Secondo Elon Musk, non proprio l’ultimo arrivato nel panorama hi-tech, l’intelligenza artificiale arriverà a costituire un pericolo concreto per il genere umano entro pochi anni. Se si tratti di eccessivo allarmismo o meno, al momento è un tema fortemente dibattuto. Sta di fatto che è necessario effettuare una distinzione tra ciò che si intende con il termine IA e autocoscienza (o self-consciousness per dirla all’inglese) prima di poter affrontare l’argomento con cognizione di causa.
I robot che talvolta vengono raffigurati dalla narrativa fantascientifica o dalle pellicole sci-fi come esseri senzienti pericolosi per l’uomo, sono infatti dotati non solo di un’intelligenza propria, ma anche della consapevolezza di sé.
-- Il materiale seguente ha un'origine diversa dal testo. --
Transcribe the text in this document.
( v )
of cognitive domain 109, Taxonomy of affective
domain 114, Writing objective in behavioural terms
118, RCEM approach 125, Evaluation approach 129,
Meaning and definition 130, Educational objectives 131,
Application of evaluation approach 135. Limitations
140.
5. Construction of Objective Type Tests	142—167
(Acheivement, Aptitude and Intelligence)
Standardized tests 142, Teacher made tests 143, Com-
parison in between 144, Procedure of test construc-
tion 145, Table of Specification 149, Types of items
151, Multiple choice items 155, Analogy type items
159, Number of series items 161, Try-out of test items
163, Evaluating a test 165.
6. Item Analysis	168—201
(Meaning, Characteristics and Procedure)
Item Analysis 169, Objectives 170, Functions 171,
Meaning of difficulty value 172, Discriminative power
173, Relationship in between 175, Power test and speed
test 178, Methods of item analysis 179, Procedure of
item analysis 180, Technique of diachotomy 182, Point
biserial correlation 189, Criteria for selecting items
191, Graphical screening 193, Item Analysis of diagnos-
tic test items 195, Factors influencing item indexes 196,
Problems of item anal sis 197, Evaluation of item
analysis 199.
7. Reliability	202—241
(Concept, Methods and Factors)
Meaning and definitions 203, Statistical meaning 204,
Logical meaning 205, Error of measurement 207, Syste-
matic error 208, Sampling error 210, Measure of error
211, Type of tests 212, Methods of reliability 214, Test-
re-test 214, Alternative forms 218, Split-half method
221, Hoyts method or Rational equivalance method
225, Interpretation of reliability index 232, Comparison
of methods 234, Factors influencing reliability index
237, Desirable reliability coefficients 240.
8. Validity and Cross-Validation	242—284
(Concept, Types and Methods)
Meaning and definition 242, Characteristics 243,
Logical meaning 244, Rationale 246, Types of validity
Ecco perché a volte, nei racconti, reagiscono attaccando le persone al fine di tutelarsi, come mossi da un istintivo meccanismo di autodifesa. In altre parole, l’io dell’unità meccanica diventa cosciente di sé e compie qualsiasi gesto pur di “sopravvivere”. Una prima forma di reazione di questo tipo è quella visibile nel filmato in streaming di seguito, realizzato dal professor Selmer Bringsjord del Rensselaer Polytechnic Institute.
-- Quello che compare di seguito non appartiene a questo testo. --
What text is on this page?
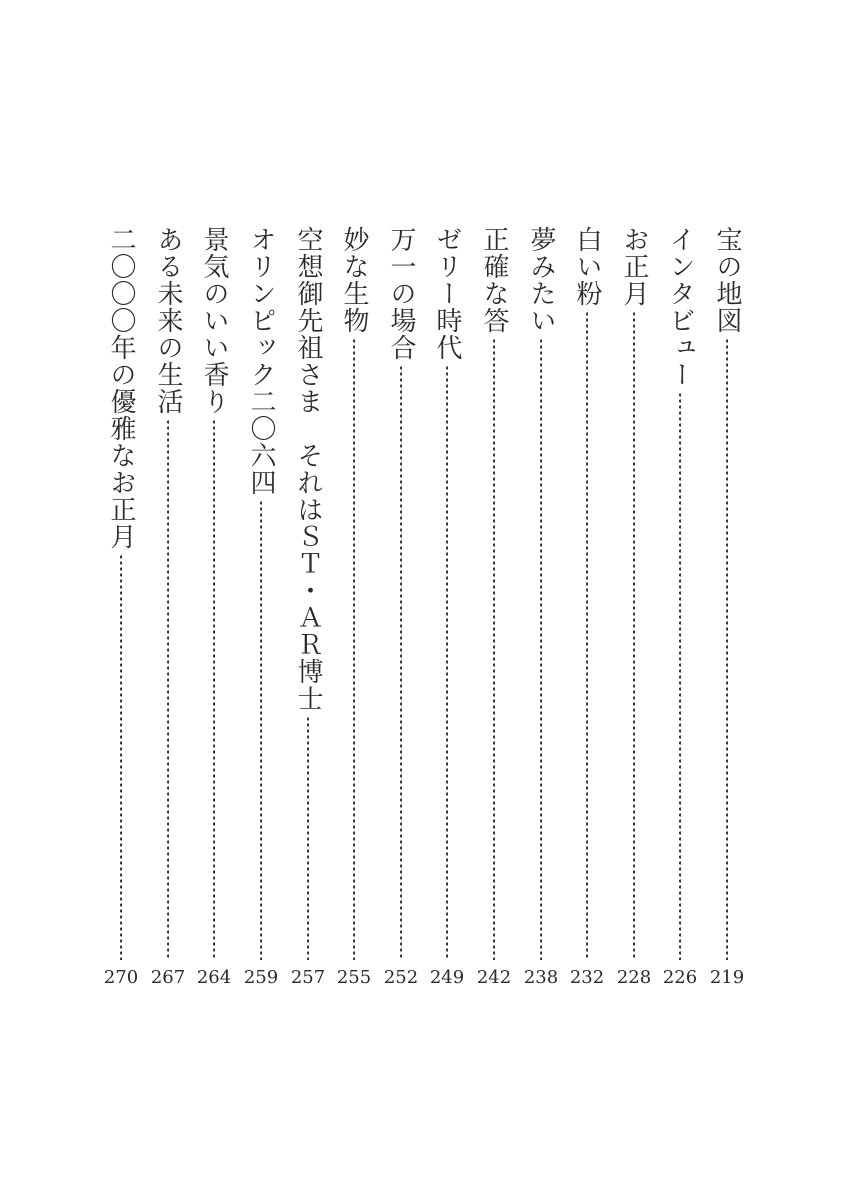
宝の地図
219
インタビュー
226
お正月
228
白い粉
232
夢みたい
238
正確な答
242
ゼリー時代
249
万一の場合
252
妙な生物
255
空想御先祖さま　それはＳＴ・ＡＲ博士
257
オリンピック二〇六四
259
景気のいい香り
264
ある未来の生活
267
二〇〇〇年の優雅なお正月
270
Il protagonista è NAO, un automa di cui si è già parlato negli anni scorsi su queste pagine, progettato dal team Aldebaran Robotics. Il video è il risultato di un esperimento ispirato al test The King’s Wise Men: ai tre robot viene virtualmente somministrata una pillola chiamata “dumbing pill”, che in termini concreti consiste nella pressione di un pulsante posizionato sopra la testa. Due di questi silenziano le rispettive unità, mentre l’altra rimane in grado di parlare e interagire tramite comandi vocali.
Dopo aver toccato il capo a tutti e tre i robot, viene chiesto loro “Quale pillola avete ricevuto?”. I tre NAO cercano di rispondere “Non lo so”, ma solamente quello che può ancora parlare riesce a udire il suono delle propria voce, la riconosce e di conseguenza prosegue nella conversazione.
Scusa, ora lo so. Ho la prova di non aver ricevuto la dumbing pill.
Ovviamente, nessuna delle unità impiegate è stata programmata appositamente a questo scopo. Si tratta dunque di una forma primitiva d’autocoscienza: il robot prende atto in modo del tutto autonomo della propria capacità di parlare e altrettanto autonomamente decide di manifestarlo. Niente a che fare con le macchine che un giorno potrebbero prendere il sopravvento sul genere umano, ma comunque un primo importante passo verso la creazione di un’unità robotica senziente.